Am J Perinatol 2019; 36(13): 1394-1400
DOI: 10.1055/s-0038-1677474
Original Article
Thieme Medical Publishers 333 Seventh Avenue, New York, NY 10001, USA.

Adverse Outcomes with Maternal Blood Pressure Less than 140/90 in Pregnancy Complicated by Hypertension

Authors

  • Courtney J. Mitchell

    1   Department of Obstetrics and Gynecology, Center for Women's Reproductive Health, University of Alabama at Birmingham, Birmingham, Alabama
  • Alan Tita

    1   Department of Obstetrics and Gynecology, Center for Women's Reproductive Health, University of Alabama at Birmingham, Birmingham, Alabama
  • Sarah B. Anderson

    1   Department of Obstetrics and Gynecology, Center for Women's Reproductive Health, University of Alabama at Birmingham, Birmingham, Alabama
  • Daniel N. Pasko

    1   Department of Obstetrics and Gynecology, Center for Women's Reproductive Health, University of Alabama at Birmingham, Birmingham, Alabama
  • Lorie M. Harper

    1   Department of Obstetrics and Gynecology, Center for Women's Reproductive Health, University of Alabama at Birmingham, Birmingham, Alabama

Funding Dr.
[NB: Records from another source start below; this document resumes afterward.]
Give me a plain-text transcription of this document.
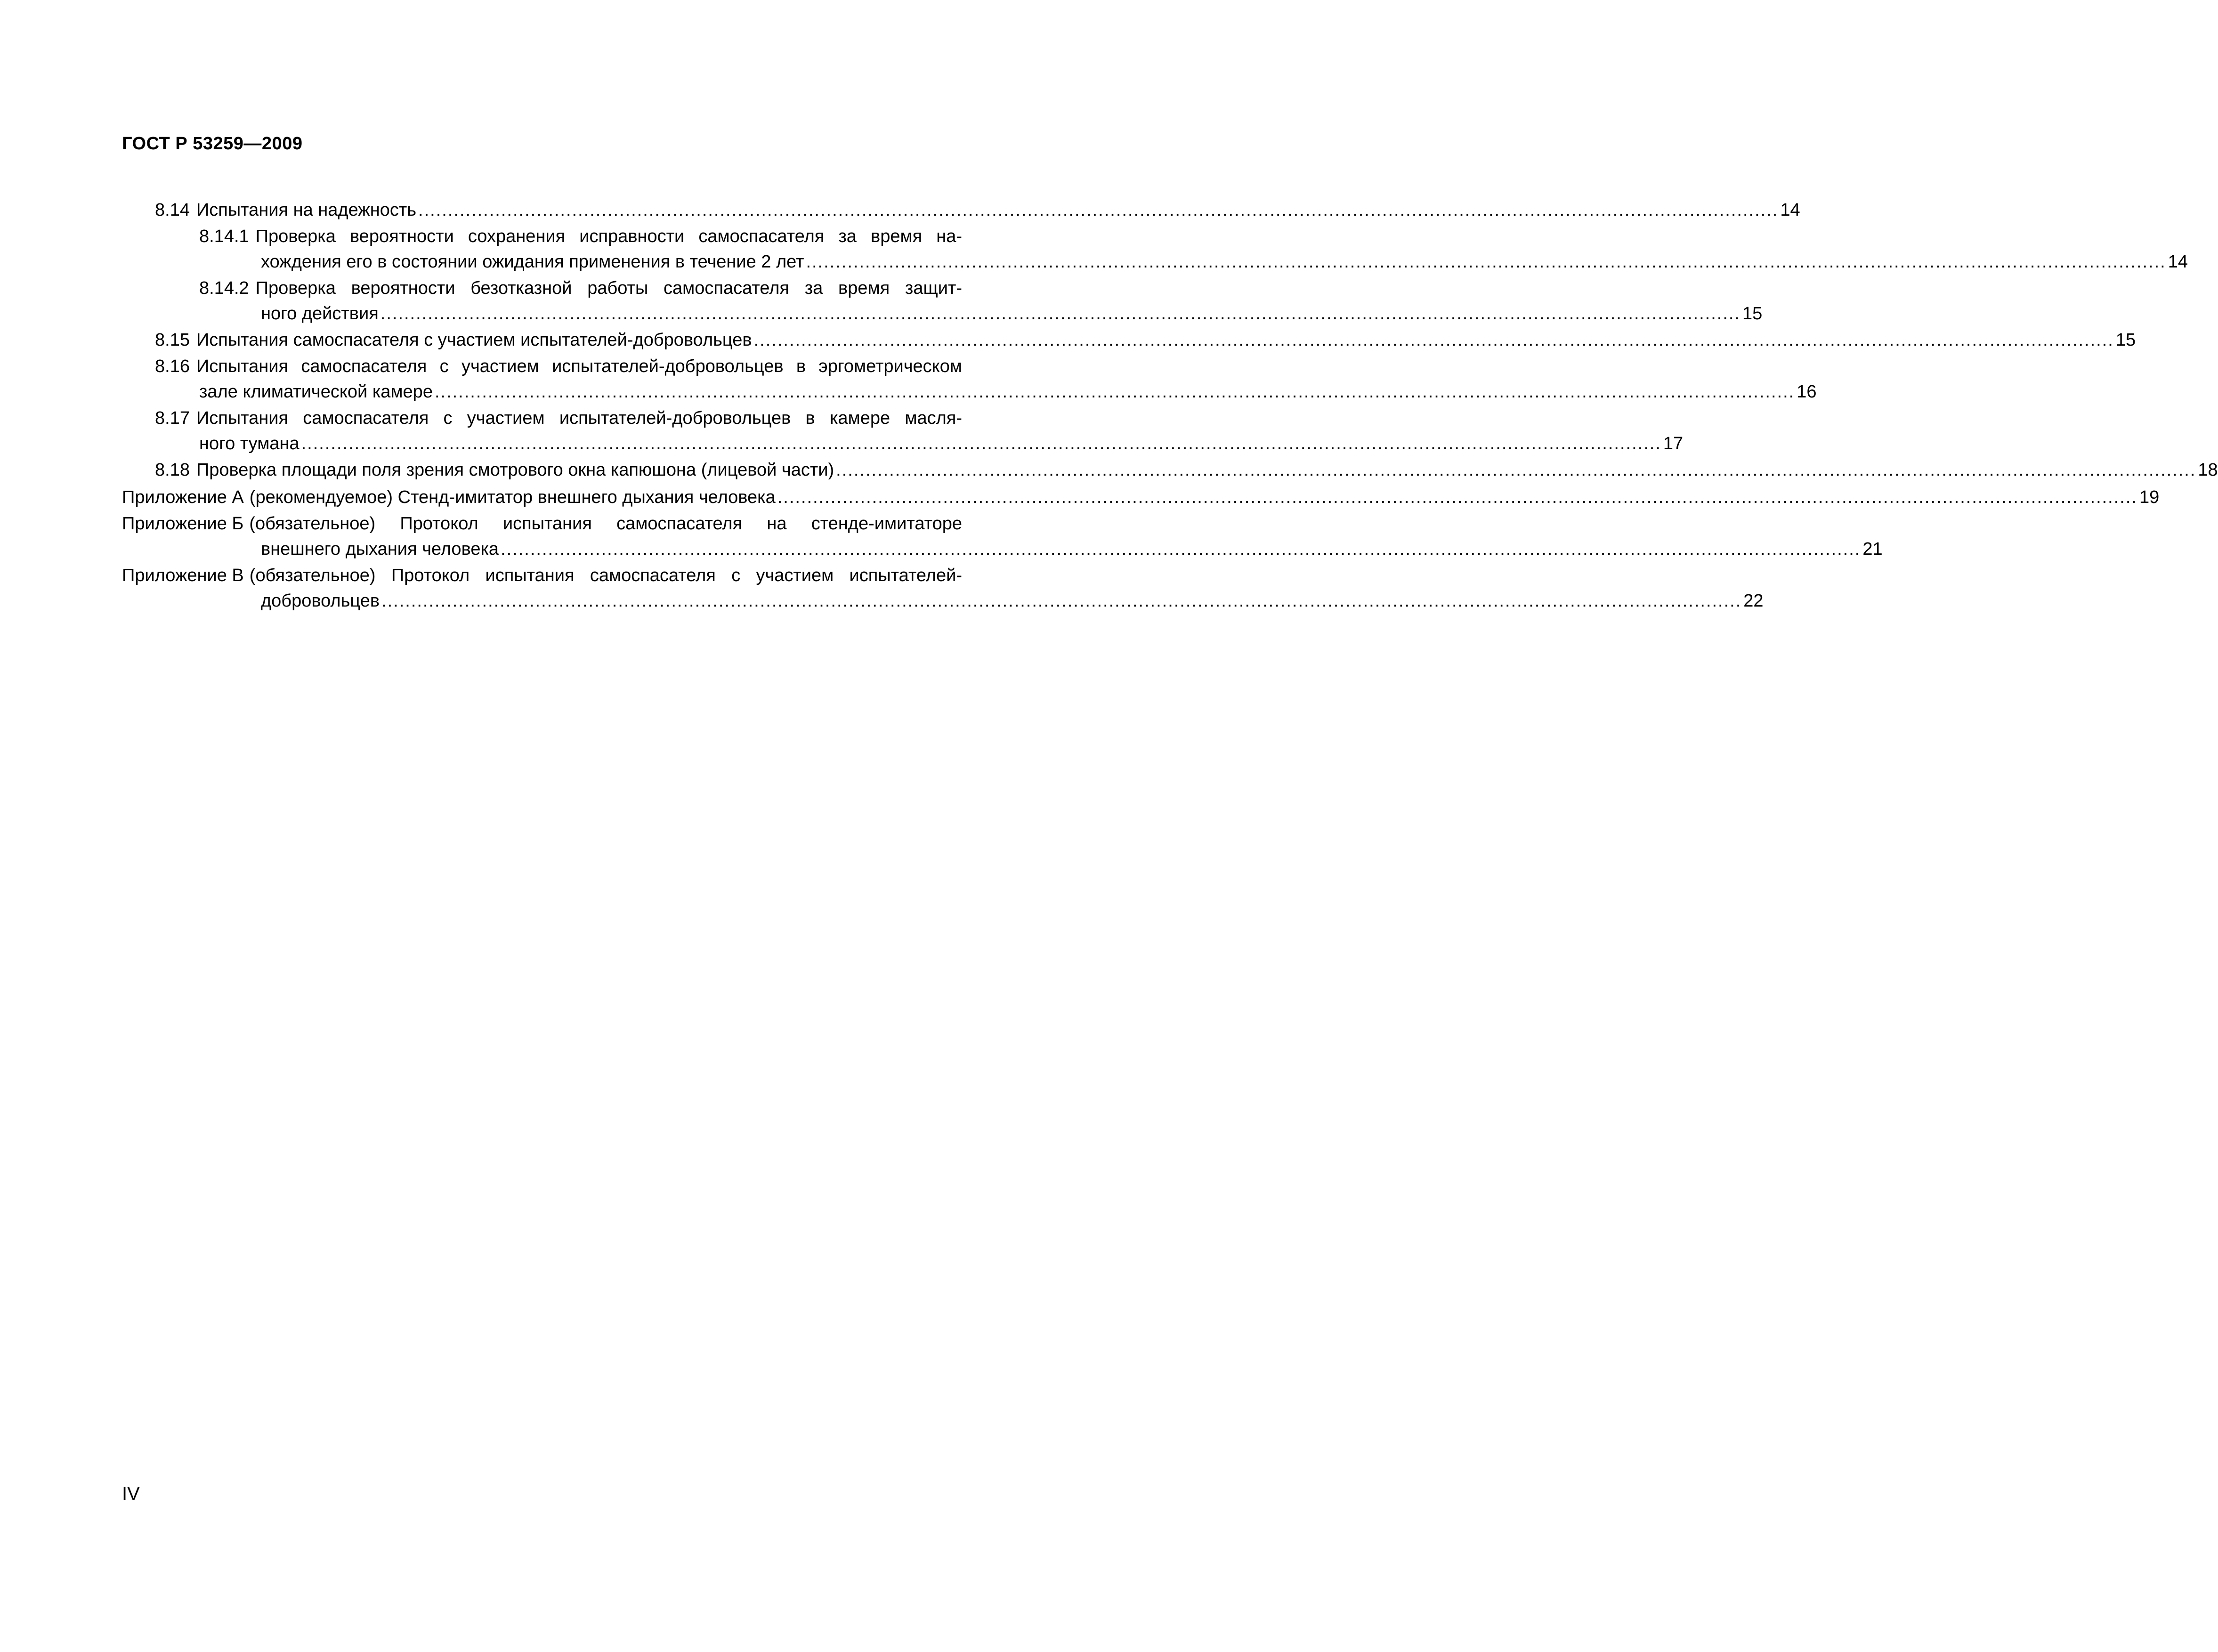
ГОСТ Р 53259—2009
8.14 Испытания на надежность ...................................................................................................................................................................................................................................... 14
8.14.1 Проверка вероятности сохранения исправности самоспасателя за время на-
хождения его в состоянии ожидания применения в течение 2 лет ...................................................................................................................................................................................................................................... 14
8.14.2 Проверка вероятности безотказной работы самоспасателя за время защит-
ного действия ...................................................................................................................................................................................................................................... 15
8.15 Испытания самоспасателя с участием испытателей-добровольцев ...................................................................................................................................................................................................................................... 15
8.16 Испытания самоспасателя с участием испытателей-добровольцев в эргометрическом
зале климатической камере ...................................................................................................................................................................................................................................... 16
8.17 Испытания самоспасателя с участием испытателей-добровольцев в камере масля-
ного тумана ...................................................................................................................................................................................................................................... 17
8.18 Проверка площади поля зрения смотрового окна капюшона (лицевой части) ...................................................................................................................................................................................................................................... 18
Приложение А (рекомендуемое) Стенд-имитатор внешнего дыхания человека ...................................................................................................................................................................................................................................... 19
Приложение Б (обязательное) Протокол испытания самоспасателя на стенде-имитаторе
внешнего дыхания человека ...................................................................................................................................................................................................................................... 21
Приложение В (обязательное) Протокол испытания самоспасателя с участием испытателей-
добровольцев ...................................................................................................................................................................................................................................... 22
IV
Harper was supported by K12HD001258, PI Andrews, which partially supported this work.
Further Information

Publication History

26 August 2018

29 November 2018

Publication Date:
15 January 2019 (online)

Preview

Abstract

Objective We assessed the risk of small for gestational age and other outcomes in pregnancies complicated by chronic hypertension with blood pressure <140/90 mm Hg.

Study Design Retrospective cohort of singletons with hypertension at a single institution from 2000 to 2014. Mean systolic blood pressure and mean diastolic blood pressure were analyzed as continuous and dichotomous variables (<120/80 and 120–139/80–89 mm Hg). The primary outcome was small for gestational age. Secondary outcomes included birth weight, preeclampsia, preterm birth <35 weeks, and a composite of adverse neonatal outcomes.

Results Small for gestational age was not increased with a mean systolic blood pressure <120 mm Hg compared with a mean systolic blood pressure 120 to 129 mm Hg (adjusted odds ratio [AOR] 1.6; 95% confidence interval [CI] 0.92–2.79). Mean diastolic blood pressure <80 mm Hg was associated with a decrease in the risk preeclampsia (AOR 0.57; 95% CI 0.35–0.94), preterm birth <35 weeks (AOR 0.35; 95% CI 0.20–0.62), and the composite neonatal outcome (AOR 0.42; 95% CI 0.22–0.81).

Conclusion Mean systolic blood pressure <120 mm Hg and mean diastolic blood pressure <80 mm Hg were not associated with increased risk of small for gestational age when compared with higher, normal mean systolic and diastolic blood pressures.